No regression test is impacted.
It would be nice if AddNiChangeEvent() returned the iterator of the new event, then the following loop at line 240 would be a lot simpler: auto first = AddNiChangeEvent (NiChange (event->GetStartTime (), previousPowerStart + event->GetRxPowerW (), event)); auto last = AddNiChangeEvent (NiChange (event->GetEndTime (), previousPowerEnd, event)); for (auto i = first; i < last; ++i) { i->AddPower (event->GetRxPowerW ()); } Otherwise +1 I love working with the ns-3 team! Created attachment 3007 [details]
proposed solution
Peter, I like a lot your idea, but I am facing an issue when I do:
auto last = AddNiChangeEvent (...)
At that moment, a new vector is reallocated (since its size is incremented), so the distance between last and first has no sense anymore.
A solution is to return the distance to the first element instead of an iterator.
Please find the updated patch in attachment.
Created attachment 3008 [details]
Suggested revised patch
I've got some picky questions about the patch. I'll post my version (untested) for comparison/comment.
First, the original choice of typedef std::vector <NiChange> NiChanges; is problematic, for a container which is supposed to be sorted. std::multimap would be much better. Should we make that change now? Several loops would disappear, as well as the GetNextPosition, GetPreviousPosition...
interference-helper.cc:222: I don't understand the conditional. If NiChanges is empty (on inserting the first event), GetPreviousEvent will return a begin which can't be dereferenced.

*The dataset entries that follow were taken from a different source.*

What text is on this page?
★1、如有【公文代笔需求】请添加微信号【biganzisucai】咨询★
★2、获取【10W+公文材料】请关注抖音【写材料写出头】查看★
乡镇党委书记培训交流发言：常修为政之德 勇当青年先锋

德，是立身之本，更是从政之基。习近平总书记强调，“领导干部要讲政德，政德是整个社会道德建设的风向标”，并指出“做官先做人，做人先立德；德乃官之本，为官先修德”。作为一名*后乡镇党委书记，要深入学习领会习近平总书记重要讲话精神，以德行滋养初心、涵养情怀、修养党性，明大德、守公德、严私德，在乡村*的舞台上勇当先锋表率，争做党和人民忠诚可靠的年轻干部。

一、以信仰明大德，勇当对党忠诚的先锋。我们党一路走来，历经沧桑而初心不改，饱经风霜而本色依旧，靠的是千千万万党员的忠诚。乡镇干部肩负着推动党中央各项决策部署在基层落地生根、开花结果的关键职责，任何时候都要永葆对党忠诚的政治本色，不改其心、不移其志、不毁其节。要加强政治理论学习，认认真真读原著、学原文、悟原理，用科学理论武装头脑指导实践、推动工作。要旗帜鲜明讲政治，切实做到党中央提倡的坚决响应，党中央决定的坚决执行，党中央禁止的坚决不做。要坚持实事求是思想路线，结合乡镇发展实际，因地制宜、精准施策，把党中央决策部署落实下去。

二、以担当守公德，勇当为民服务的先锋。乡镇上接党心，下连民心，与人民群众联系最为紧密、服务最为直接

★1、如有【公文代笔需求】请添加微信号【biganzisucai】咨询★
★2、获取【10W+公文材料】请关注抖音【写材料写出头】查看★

I think this should stanza should be handling the empty-list case like this:
double previousPowerStart = 0; // or should this be m_firstPower?
auto itPreviousEvent = GetPreviousPosition (event->GetStartTime ());
if ( m_niChanges.size() > 0 ) {
// itPrevious points to a real event with start time <= event
previousPowerStart = itPreviousEvent->GetPower ();
}
Similar comment on the next stanza, with similar alteration.
interference-helper.cc:234: I had to stare to see that the new power wasn't being added twice. I'd prefer:
auto first = AddNiChangeEvent (NiChange (event->GetStartTime (), previousPowerStart, event));
auto last = AddNiChangeEvent (NiChange (event->GetEndTime (), previousPowerEnd, event));
for (auto i = first; i < last; i++)
{
m_niChanges.at (i).AddPower (event->GetRxPowerW ());
}
interference-helper.cc:280: this loop exits on the first iteration
for (NiChanges::const_iterator i = eventIterator + 1; i != m_niChanges.end (); ++i)
interference-helper.cc:364 and
noiseInterferenceW = j->GetPower () - powerW;
The NiChange j has the total received power, so we subtract the signal power to get the noise?
interference-helper.cc:870: simplify using GetPreviousPosition:
m_rxing = false;
//Update m_firstPower for frame capture
auto it = GetPreviousPosition (Simulator::Now ());
m_firstPower = it->GetPower ();
Peter, I see you still have GetDelta calls in your patch, is it a mistake? Also, this cannot work: auto first = AddNiChangeEvent (NiChange (event->GetStartTime (), previousPowerStart, event)); auto last = AddNiChangeEvent (NiChange (event->GetEndTime (), previousPowerEnd, event)); for (auto i = first; i < last; i++) { m_niChanges.at (i).AddPower (event->GetRxPowerW ()); } Because when we insert the event, it is reallocated so we need to use the distance instead as in my latest patch. Whoops, looks like I applied to an old version. I can't seem to ssh to/from code.nsnam.org ATM, probably our firewall. first and last are just indices into the vector, not pointer-style iterators, so first isn't invalidated by inserting last into the vector. If you don't like this, all the more reason to switch to multi_map. Multimap seems indeed appealing here :-) Can you please provide your updated patch? Normally, you should be able to pull from ns-3-dev. Created attachment 3009 [details]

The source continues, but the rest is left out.